What gets backed up and synced

The full History timeline is part of the client's encrypted record. That means it travels everywhere the rest of the client record travels:

It syncs to your hidden Drive folder along with every other change. Adopt the vault on a new device with the same Google account, and the History modal on the new device shows the same events.

It is included in every Local Backup file and every Drive Backup file. Restoring a backup restores the History to whatever state it was in at backup time.

It is recorded in the Recent sync activity panel under the Changes tab, with client_history_event as the entity type and a source tag of local, pull-merge, rotation-adopt, or restore depending on where the change came from. Open Advanced > Drive > Recent sync activity > Changes if you want to retrace what happened to a client's history across devices.

What this does not record

The deactivation history records only the deactivate and reactivate transitions. It does not record:

The reason the client paused. That belongs in a session note (use the No-session tickbox with a reason, or write a brief Agreed Actions line about the planned break).

Notes written during a paused interval. Note dates are independent of the active intervals — the app does not stop you writing a note dated inside a paused stretch, in case you need to record a one-off contact during the pause. Such a note will not contribute to the Statistics calculation as a normal session, but it will be saved.

Anything that happened before the History feature existed.
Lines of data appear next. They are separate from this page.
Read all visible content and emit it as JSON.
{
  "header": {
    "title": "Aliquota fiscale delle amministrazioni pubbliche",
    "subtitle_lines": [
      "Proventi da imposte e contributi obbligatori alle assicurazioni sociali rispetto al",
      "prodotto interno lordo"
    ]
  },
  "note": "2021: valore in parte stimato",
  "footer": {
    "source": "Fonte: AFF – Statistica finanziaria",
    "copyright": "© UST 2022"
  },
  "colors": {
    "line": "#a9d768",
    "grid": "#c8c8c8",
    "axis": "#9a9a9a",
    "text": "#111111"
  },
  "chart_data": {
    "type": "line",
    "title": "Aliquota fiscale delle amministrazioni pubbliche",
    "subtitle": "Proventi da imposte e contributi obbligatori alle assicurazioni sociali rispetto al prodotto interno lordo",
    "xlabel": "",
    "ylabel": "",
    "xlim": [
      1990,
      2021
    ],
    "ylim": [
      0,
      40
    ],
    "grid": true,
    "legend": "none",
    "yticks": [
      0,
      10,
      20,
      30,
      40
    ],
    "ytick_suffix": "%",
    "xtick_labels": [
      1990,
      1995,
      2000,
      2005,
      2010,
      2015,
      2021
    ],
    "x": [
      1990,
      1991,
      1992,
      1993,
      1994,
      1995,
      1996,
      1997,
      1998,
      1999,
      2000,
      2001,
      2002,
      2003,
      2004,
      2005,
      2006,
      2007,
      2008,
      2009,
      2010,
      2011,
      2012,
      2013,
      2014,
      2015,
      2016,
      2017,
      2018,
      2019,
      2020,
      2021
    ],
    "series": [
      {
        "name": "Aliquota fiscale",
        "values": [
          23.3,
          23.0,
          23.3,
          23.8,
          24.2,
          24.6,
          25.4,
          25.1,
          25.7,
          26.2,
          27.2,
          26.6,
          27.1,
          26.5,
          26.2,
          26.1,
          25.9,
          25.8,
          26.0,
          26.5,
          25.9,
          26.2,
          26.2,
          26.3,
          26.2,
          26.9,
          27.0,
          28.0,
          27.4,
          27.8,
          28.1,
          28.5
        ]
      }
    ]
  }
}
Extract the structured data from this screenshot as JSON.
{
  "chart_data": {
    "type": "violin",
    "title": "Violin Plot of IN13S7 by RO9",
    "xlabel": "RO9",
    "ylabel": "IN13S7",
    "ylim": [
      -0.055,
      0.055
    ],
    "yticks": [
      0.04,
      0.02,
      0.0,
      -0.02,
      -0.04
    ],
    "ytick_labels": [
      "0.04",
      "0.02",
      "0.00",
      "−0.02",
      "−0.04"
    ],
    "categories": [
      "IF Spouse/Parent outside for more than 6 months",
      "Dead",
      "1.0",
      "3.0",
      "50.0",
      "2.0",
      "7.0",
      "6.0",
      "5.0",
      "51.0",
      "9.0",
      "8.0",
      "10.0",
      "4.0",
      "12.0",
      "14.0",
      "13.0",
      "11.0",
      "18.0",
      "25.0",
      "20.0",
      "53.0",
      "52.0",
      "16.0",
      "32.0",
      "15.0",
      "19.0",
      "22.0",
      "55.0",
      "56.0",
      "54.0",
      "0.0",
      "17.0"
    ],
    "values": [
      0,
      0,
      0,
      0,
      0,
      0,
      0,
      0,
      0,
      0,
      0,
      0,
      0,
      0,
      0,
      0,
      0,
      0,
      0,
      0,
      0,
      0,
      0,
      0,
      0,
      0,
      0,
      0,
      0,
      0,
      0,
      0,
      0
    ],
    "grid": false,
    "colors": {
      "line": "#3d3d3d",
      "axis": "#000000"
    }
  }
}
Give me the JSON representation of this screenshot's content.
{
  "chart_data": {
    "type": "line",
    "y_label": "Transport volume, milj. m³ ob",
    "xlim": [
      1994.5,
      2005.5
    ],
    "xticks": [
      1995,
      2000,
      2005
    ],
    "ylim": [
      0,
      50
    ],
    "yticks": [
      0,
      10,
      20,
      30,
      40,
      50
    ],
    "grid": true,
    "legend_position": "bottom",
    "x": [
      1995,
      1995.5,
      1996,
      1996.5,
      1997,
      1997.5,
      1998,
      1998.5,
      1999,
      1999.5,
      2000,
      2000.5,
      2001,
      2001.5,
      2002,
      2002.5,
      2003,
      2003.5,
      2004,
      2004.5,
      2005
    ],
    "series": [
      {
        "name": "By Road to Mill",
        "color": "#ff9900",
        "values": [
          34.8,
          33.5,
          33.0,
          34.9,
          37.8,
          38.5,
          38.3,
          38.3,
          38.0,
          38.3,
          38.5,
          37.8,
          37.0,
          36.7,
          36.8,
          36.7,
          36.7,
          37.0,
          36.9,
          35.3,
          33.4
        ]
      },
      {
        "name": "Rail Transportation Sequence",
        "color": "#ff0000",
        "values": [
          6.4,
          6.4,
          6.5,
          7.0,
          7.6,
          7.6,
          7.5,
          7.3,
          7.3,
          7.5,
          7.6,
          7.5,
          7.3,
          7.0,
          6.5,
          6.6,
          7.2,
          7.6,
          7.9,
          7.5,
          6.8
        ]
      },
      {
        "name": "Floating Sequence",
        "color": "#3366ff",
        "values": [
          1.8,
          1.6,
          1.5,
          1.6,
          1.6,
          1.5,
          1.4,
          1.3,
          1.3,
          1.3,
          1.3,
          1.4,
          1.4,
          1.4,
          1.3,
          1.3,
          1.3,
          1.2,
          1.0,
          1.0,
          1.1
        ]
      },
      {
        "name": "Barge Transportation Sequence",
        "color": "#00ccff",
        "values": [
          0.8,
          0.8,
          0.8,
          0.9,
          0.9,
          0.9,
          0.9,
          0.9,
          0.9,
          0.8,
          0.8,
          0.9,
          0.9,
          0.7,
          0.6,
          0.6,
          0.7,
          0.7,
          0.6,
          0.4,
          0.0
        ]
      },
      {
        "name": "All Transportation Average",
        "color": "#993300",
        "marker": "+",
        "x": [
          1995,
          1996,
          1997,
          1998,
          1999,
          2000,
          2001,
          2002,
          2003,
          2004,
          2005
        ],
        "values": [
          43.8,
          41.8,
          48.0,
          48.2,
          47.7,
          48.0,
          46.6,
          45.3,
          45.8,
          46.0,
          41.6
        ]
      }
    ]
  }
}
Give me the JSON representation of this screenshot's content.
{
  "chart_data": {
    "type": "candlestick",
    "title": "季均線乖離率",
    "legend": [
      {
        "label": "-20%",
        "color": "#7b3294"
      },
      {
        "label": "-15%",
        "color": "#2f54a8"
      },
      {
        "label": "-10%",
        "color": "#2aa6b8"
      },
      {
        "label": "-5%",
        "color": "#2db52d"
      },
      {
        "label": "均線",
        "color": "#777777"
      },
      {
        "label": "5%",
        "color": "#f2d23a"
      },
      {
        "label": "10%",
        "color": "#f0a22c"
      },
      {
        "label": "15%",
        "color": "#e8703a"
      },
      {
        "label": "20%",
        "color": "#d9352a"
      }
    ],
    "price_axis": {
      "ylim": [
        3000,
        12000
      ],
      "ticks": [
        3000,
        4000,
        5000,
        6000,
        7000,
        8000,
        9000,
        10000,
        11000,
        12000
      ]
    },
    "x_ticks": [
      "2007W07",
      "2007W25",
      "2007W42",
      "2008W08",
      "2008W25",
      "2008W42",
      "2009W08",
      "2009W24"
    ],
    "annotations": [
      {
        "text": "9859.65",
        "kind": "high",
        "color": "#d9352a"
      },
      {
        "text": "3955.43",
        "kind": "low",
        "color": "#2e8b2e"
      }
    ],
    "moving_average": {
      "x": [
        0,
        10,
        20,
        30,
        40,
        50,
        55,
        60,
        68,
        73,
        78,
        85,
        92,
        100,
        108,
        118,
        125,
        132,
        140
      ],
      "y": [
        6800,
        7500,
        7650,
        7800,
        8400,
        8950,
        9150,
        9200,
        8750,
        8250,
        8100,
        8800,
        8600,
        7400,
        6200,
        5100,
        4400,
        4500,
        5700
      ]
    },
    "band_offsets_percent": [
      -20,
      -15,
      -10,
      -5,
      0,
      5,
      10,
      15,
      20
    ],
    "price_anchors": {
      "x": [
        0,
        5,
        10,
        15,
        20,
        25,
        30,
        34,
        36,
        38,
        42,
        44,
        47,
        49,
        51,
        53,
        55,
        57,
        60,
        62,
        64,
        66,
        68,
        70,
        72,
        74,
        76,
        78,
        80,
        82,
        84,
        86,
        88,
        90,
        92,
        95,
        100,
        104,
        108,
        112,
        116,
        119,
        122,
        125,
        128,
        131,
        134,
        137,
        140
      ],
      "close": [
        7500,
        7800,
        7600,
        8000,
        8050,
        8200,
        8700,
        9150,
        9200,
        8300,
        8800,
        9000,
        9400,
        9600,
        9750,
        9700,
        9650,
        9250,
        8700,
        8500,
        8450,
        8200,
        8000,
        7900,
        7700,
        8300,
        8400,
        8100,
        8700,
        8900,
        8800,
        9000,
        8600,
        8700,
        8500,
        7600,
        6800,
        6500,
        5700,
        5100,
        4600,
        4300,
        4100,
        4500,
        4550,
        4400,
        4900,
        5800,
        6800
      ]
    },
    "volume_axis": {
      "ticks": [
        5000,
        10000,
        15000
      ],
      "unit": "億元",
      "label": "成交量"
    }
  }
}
For clients who were already inactive when you first loaded the app, the system seeds a single deactivate event whose date is the client record's last-modified timestamp — a best-effort attribution that you can edit to the correct date.

A small ritual that pays off

Every time you click Deactivate on a real pause, take ten seconds to open the History modal and backdate the event to the date of the client's last actual session. Same when you click Reactivate at the start of a fresh contract: backdate to the first session of the new contract.

Two minutes once, every six months. The Statistics page rewards the discipline by reading correctly for that client forever after.